Sen. Mark Kirk (R-Ill.), a co-author of the sanctions amendment, said its provisions allow Obama to moderate, or even bypass, the sanctions. Kirk said the amendment includes two waivers: one if the president determines that waiving the sanctions will spur a country or an entity to more closely cooperate with U.S. policy; the other is a standard all-encompassing national security waiver.

Heather Hurlburt, the executive director at the National Security Network, a group oriented to the realist school of foreign policy with ties to the Obama administration, said that “uncertainty” still dogged the administration’s perception of the amendment, despite the compromise.

“It leaves the administration some flexibility on the timeline” for sanctions, Hurlburt said of the amendment, but it was not so clear what discretion the president had on whether or not to administer them in the first place.

A complicating factor, she said, was that much of the leeway accorded to the president was conditioned on his reporting to Congress that implementing the sanctions would negatively affect oil markets, which are notoriously unpredictable.

The volatility of the oil market was a key administration argument for greater executive prerogative.
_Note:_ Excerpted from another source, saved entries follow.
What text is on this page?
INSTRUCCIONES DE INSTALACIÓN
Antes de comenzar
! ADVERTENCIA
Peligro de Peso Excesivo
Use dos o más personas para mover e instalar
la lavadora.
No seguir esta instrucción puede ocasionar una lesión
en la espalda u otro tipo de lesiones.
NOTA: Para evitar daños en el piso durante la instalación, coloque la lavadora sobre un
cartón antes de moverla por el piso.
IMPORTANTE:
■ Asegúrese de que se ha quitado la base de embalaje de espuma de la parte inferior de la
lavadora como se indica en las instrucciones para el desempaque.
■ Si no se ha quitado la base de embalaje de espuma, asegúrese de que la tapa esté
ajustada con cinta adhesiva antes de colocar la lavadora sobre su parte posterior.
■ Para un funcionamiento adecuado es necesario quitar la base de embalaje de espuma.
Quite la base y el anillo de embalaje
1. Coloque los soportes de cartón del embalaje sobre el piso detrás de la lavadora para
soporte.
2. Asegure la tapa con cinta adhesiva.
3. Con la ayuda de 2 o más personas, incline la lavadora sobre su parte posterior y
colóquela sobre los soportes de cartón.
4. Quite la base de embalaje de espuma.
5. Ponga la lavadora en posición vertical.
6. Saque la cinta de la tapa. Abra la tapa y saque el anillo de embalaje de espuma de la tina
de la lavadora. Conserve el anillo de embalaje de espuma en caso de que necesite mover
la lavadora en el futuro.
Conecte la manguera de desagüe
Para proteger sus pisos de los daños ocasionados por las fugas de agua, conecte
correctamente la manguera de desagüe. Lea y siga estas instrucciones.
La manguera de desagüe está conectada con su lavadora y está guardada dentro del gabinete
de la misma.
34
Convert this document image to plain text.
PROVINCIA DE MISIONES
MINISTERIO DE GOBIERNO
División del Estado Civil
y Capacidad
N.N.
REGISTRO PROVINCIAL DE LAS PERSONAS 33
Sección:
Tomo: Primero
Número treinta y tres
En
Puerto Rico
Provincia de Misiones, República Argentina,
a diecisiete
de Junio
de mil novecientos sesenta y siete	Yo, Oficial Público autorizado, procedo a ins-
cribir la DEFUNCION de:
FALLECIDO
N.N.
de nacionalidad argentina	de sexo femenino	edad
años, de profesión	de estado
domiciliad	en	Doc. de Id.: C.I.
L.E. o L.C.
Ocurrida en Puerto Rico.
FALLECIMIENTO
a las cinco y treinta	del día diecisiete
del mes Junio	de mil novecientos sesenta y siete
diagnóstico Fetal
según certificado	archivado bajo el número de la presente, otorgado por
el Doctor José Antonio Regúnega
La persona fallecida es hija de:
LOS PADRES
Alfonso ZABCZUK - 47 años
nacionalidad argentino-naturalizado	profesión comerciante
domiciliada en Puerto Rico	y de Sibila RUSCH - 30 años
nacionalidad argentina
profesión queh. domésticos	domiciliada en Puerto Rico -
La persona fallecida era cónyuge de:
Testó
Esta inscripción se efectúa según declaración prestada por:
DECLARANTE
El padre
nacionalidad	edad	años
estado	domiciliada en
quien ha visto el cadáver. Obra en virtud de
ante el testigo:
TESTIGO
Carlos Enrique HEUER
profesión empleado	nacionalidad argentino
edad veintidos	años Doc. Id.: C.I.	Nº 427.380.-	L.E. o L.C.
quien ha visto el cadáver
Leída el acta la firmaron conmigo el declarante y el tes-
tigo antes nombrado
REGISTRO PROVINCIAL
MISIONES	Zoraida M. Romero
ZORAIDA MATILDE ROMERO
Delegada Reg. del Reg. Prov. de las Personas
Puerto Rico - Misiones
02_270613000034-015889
In early December, Treasury Secretary Timothy Geithner warned that the amendment as then framed could drive up oil prices. The amendment, he said Dec. 1, when the Senate was set to pass a tougher version of the bill, “threatens to undermine the effective, carefully phased and sustainable approach” that is favored by the administration.

A spike in oil prices would drive away nations they had hoped to co-opt, administration officials said then, and would create more funds for Iran to advance its suspected nuclear weapons program.

“Iran would in fact have more money to fuel its nuclear ambitions, not less,” Wendy Sherman, a State Department undersecretary, was quoted as telling CNN at the time.

The administration had hoped, but failed, to head off the sanctions legislation by issuing an executive order in November placing Iran’s interlocutors on notice that they could face sanctions for dealing with the Central Bank, and getting some Western allies to take similar steps.

The executive warning was not enough; Congress wanted sanctions enshrined in law. Kirk, who co-authored the amendment with Sen. Robert Menendez (D-N.J.), said the president could now use the time it gave him before he activated the sanctions to nurture other markets that would supplement the loss of oil to some of Iran’s biggest buyers.

“Oil suppliers like Saudi Arabia and Kuwait and Libya and Iraq could enter those markets,” Kirk said. “If run well by an active U.S. administration, we could be encouraging countries like Turkey and Sri Lanka to sign long-term deals with those countries.”

Trita Parsi, a founder of the National Iranian American Council, a group that favors sanctions on Iranian human rights abusers but has tended to oppose broader economic sanctions because of their effect on ordinary Iranians, said Iran still had options in reserve to counter the sanctions.

Iran’s leaders could shoot up risk premium on oil-the value the market attaches to the potential for interruption of supplies-simply by making belligerent statements, or more substantively by taking actions, he said. Oil prices spiked for a short period earlier this week based on rumors that Iran planned to close the Straits of Hormuz, a key passage for many of the world’s oil carriers, for war games.

“If they manage to drive up the price of oil, we will have repercussions,” Parsi said. The Obama administration, he said, would “lose Russia and China,” two major trading partners of Iran that have, at Obama’s urging, made some concessions in recent years toward isolating the Islamic Republic.

Rep. Brad Sherman (D-Calif.), a senior member of the U.S. House of Representatives Foreign Affairs Committee who helped draft two separate bills passed by the House sanctioning Iran, discounted such fears.

The sanctions “will not reduce the amount of oil Iran sells but the price at which it sells it,” he said. “The world will be getting Iranian oil at some discount” as Iran seeks to circumvent the new bans.